Disrupt or be disrupted – Cultural Shift in Health Innovation

Innovation
Dr Marcus Tan health innovation
Dr Marcus Tan

by Dr Marcus Tan

Article originally published in Australian Doctor, 20 August 2014.

It never ceases to amaze me how we often choose the brightest and the best within the education system to enter medical schools around the world only to turn these bright minds into unquestioning, uncreative automatons.

The potential for health innovation seems tremendous, yet the conservative nature of the healthcare profession in regard to embracing change and progress is well documented.

The risk and uncertainty associated with innovation and change unsurprisingly lack appeal compared to the ‘safe havens’ of evidence-based guidelines and well-worn professional norms.

Harvard Business School Professor Clayton Christensen’s seminal work around “disruptive innovation” suggests that if we within the health industry don’t plan to disrupt ourselves and adapt to the significant changes required to improve the industry’s various moving parts, then something or someone will come along and do it without us.

For innovation to occur, you need an environment that allows for trial and error. It needs to be an environment that doesn’t only celebrate the  successes but also expects, recognises and accepts the inevitability of failure that occurs as part of the process.

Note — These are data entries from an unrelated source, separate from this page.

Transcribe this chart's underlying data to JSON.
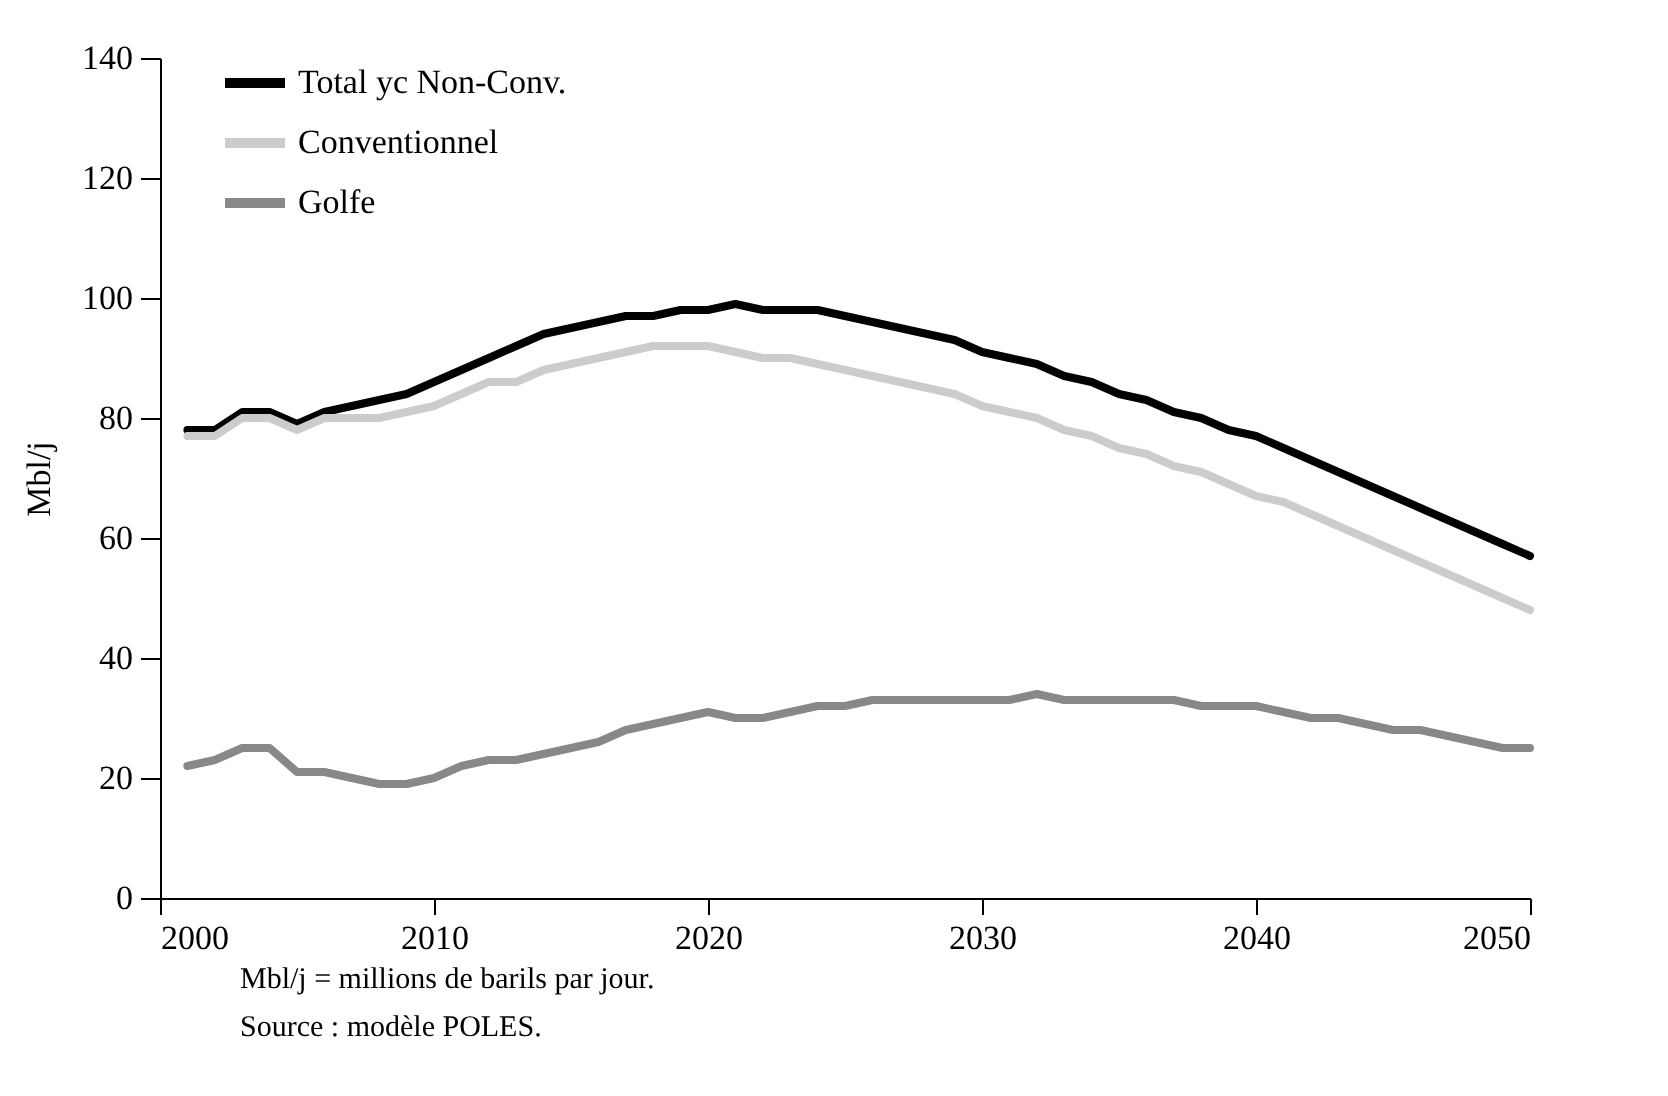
{
  "chart_data": {
    "type": "line",
    "ylabel": "Mbl/j",
    "x": [
      2001,
      2002,
      2003,
      2004,
      2005,
      2006,
      2007,
      2008,
      2009,
      2010,
      2011,
      2012,
      2013,
      2014,
      2015,
      2016,
      2017,
      2018,
      2019,
      2020,
      2021,
      2022,
      2023,
      2024,
      2025,
      2026,
      2027,
      2028,
      2029,
      2030,
      2031,
      2032,
      2033,
      2034,
      2035,
      2036,
      2037,
      2038,
      2039,
      2040,
      2041,
      2042,
      2043,
      2044,
      2045,
      2046,
      2047,
      2048,
      2049,
      2050
    ],
    "series": [
      {
        "name": "Total yc Non-Conv.",
        "color": "#000000",
        "values": [
          78,
          78,
          81,
          81,
          79,
          81,
          82,
          83,
          84,
          86,
          88,
          90,
          92,
          94,
          95,
          96,
          97,
          97,
          98,
          98,
          99,
          98,
          98,
          98,
          97,
          96,
          95,
          94,
          93,
          91,
          90,
          89,
          87,
          86,
          84,
          83,
          81,
          80,
          78,
          77,
          75,
          73,
          71,
          69,
          67,
          65,
          63,
          61,
          59,
          57
        ]
      },
      {
        "name": "Conventionnel",
        "color": "#cccccc",
        "values": [
          77,
          77,
          80,
          80,
          78,
          80,
          80,
          80,
          81,
          82,
          84,
          86,
          86,
          88,
          89,
          90,
          91,
          92,
          92,
          92,
          91,
          90,
          90,
          89,
          88,
          87,
          86,
          85,
          84,
          82,
          81,
          80,
          78,
          77,
          75,
          74,
          72,
          71,
          69,
          67,
          66,
          64,
          62,
          60,
          58,
          56,
          54,
          52,
          50,
          48
        ]
      },
      {
        "name": "Golfe",
        "color": "#888888",
        "values": [
          22,
          23,
          25,
          25,
          21,
          21,
          20,
          19,
          19,
          20,
          22,
          23,
          23,
          24,
          25,
          26,
          28,
          29,
          30,
          31,
          30,
          30,
          31,
          32,
          32,
          33,
          33,
          33,
          33,
          33,
          33,
          34,
          33,
          33,
          33,
          33,
          33,
          32,
          32,
          32,
          31,
          30,
          30,
          29,
          28,
          28,
          27,
          26,
          25,
          25
        ]
      }
    ],
    "xlim": [
      2000,
      2050
    ],
    "xticks": [
      2000,
      2010,
      2020,
      2030,
      2040,
      2050
    ],
    "ylim": [
      0,
      140
    ],
    "yticks": [
      0,
      20,
      40,
      60,
      80,
      100,
      120,
      140
    ],
    "grid": false,
    "legend": "top left",
    "marker": "none",
    "line_style": "solid",
    "annotations": [
      "Mbl/j = millions de barils par jour.",
      "Source : modèle POLES."
    ]
  }
}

However, the concept that doctors might be fallible and make mistakes or take ‘unnecessary’ risks remains largely culturally unacceptable.

Challenging the status quo in the interest of improvement rather than relying on blind faith, has tended to fall at the feet of ‘maverick’ clinicians who risk their professional standing by daring to question and do things differently.

Some of these mavericks take fire from colleagues for years before going on to discover Nobel prize-winning breakthroughs, to change important legislation or to continue to save lives when others have given up.

Think about Australian physician Barry Marshall, who was effectively branded a maverick for his
theory that stomach ulcers were caused by an infection.

He was criticised by colleagues and effectively run out of town, yet when his research turned out to be true, he was lauded as a genius and awarded a Nobel Prize in Medicine.

Health innovation should be a shared responsibility, not left to mavericks but drawn from the collective wisdom of the profession.

Let’s not be naïve. Not all of these mavericks are altruistic nor simply misunderstood geniuses. However, not all of them are dangerous rogues either. The question is how do we separate the visionaries from the crackpots?

Perhaps we don’t need to. The crowdsourcing phenomenon has been the source of disruption in many industries.

Health innovation should be a shared responsibility, not left to mavericks but drawn from the collective wisdom of the profession.

The cultural shift needs to start within our medical schools. The next generation of doctors needs to be taught the skills to drive innovation. They need to be trained to not simply be resilient to change but instead to lead the process.

What of the doctors currently in practice? Sadly, the unprecedented cognitive dissonance they are already experiencing has seen many senior colleagues choosing to retire rather than adapt. Encouraging all clinicians to undertake more teaching roles and engaging in research creates a cultural norm of inquiry and valuing innovation.

It is well known that groups lauded for their innovation, like Google and 3M, allow their employees time, resources and latitude to explore personal ideas.

Why shouldn’t we do the same at the coalface of clinical medical practice?

GPs are ideally suited to lead this cultural shift. GPs are highly skilled in managing risk and uncertainty, and are well equipped to make the leaps required to innovate.

Consider think tanks of grassroots clinicians, within medicine and interprofessionally, grappling collectively with clinical conundrums, big picture challenges, and having the latitude to explore and implement potential solutions without being pilloried as misfits or, worse still, criminals.

Like many outdated laws that have failed to keep pace with societal changes and dilemmas created by technology and system reform, doctors will gradually need to address these advances or become increasingly irrelevant to their patients.

The question is whether we have the courage to disrupt ourselves in the process.

Dr Marcus Tan is a GP and CEO of HealthEngine. A medical graduate of UWA, Marcus has an executive MBA from the Australian Graduate School of Management, and has over 15 years of clinical and commercial experience.